The United States and the United Kingdom have began official discussions over Trump-era tariffs on steel and aluminum exports from the United Kingdom.
Both nations’ trade authorities stated that they were dedicated to a “expedited conclusion” that would assist metals firms in both markets survive.
The trade war has been a thorn in the side of the two partners for a long time.
Last year, the US and Europe secured an agreement to eliminate border fees on metal imports from Europe.
The United States slapped a 25% tariff on international steel and a 15% tax on foreign aluminum during the Trump administration, causing outrage among allies, particularly the United Kingdom, who retaliated by imposing tariffs on select US imports, such as whiskey.
Some of the regulations, which were backed by major steel producers in the US, have now been rescinded.
It has struck an agreement with Europe and has begun talks with Japan under President Joe Biden.
However, border tariffs continue to be a problem for British exporters.
As a result, one UK steel exporter has already announced that it will relocate operations to Spain. United Cast Bar Limited told reporters that it was unlikely to return manufacturing to the UK once it had been relocated unless a rapid arrangement with the US could be struck.
“Both parties are committed to working towards an expedient outcome that ensures the viability of steel and aluminum industries in both markets against the continuing shared challenge of global excess capacity and strengthens their democratic alliance,” UK and US trade officials said in a statement announcing the start of talks.
Following a virtual meeting between UK Secretary of State for International Trade Anne-Marie Trevelyan and US Secretary of Commerce Gina Raimondo, the statement was released. Katherine Tai, the United States Trade Representative, also signed the statement.
“We want a settlement as quickly as possible that promotes UK firms and further enhances our economic relationship,” Ms Trevelyan said after the meeting on Wednesday.
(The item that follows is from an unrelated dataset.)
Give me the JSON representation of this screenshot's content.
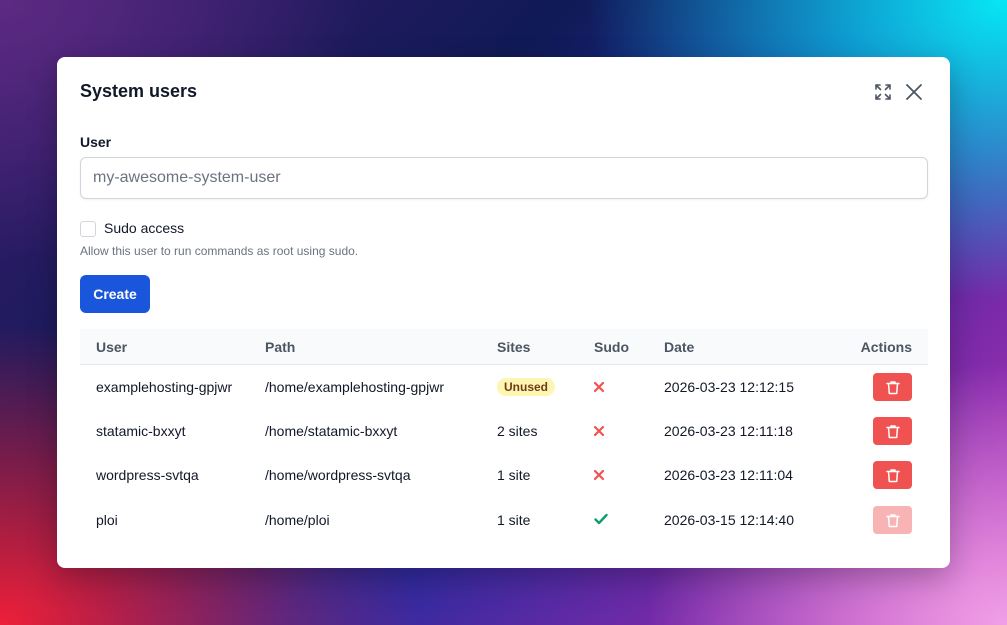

The news was welcomed by the steel lobby in the United Kingdom. It claimed that current tariffs had cut UK exports by nearly half.
“That a resolution looks to be in sight just a few weeks into 2022 is enormously positive news for the steel business and steelworkers throughout the UK,” UK Steel stated.
“Given the EU deal’s competitive disadvantage, it’s critical that these discussions complete quickly to avoid further damage to UK producers.”
The business group went on to say that it thought the UK will be able to achieve a better deal with the US than the European Union if it “used its new autonomous trade authorities to their full potential.”
American whiskey producers, whose shipments to the UK have decreased by more than half since the UK imposed retaliatory duties in 2018, expressed optimism that a settlement would be reached shortly.
“Securing the immediate elimination of the UK’s 25% duty on American whiskeys helps protect U.S. employment while the economy recovers from the harsh economic repercussions and major supply chain disruptions caused by the COVID-19 outbreak,” stated Rob Maron of the United States Distilled Spirits Council.
The United States and the United Kingdom indicated in a joint statement that collaborative steps to reduce China’s overproduction will be a focus of future negotiations. They criticized the country for developing “excess capacity,” which they claimed had resulted in “distortions that…pose a major danger to market-oriented steel and aluminum businesses in the United Kingdom and the United States, as well as their employees.”
The meetings were aimed at finding a means to work together “to promote high standards, solve common concerns, and hold nations that practice detrimental market-distorting practices accountable,” they added.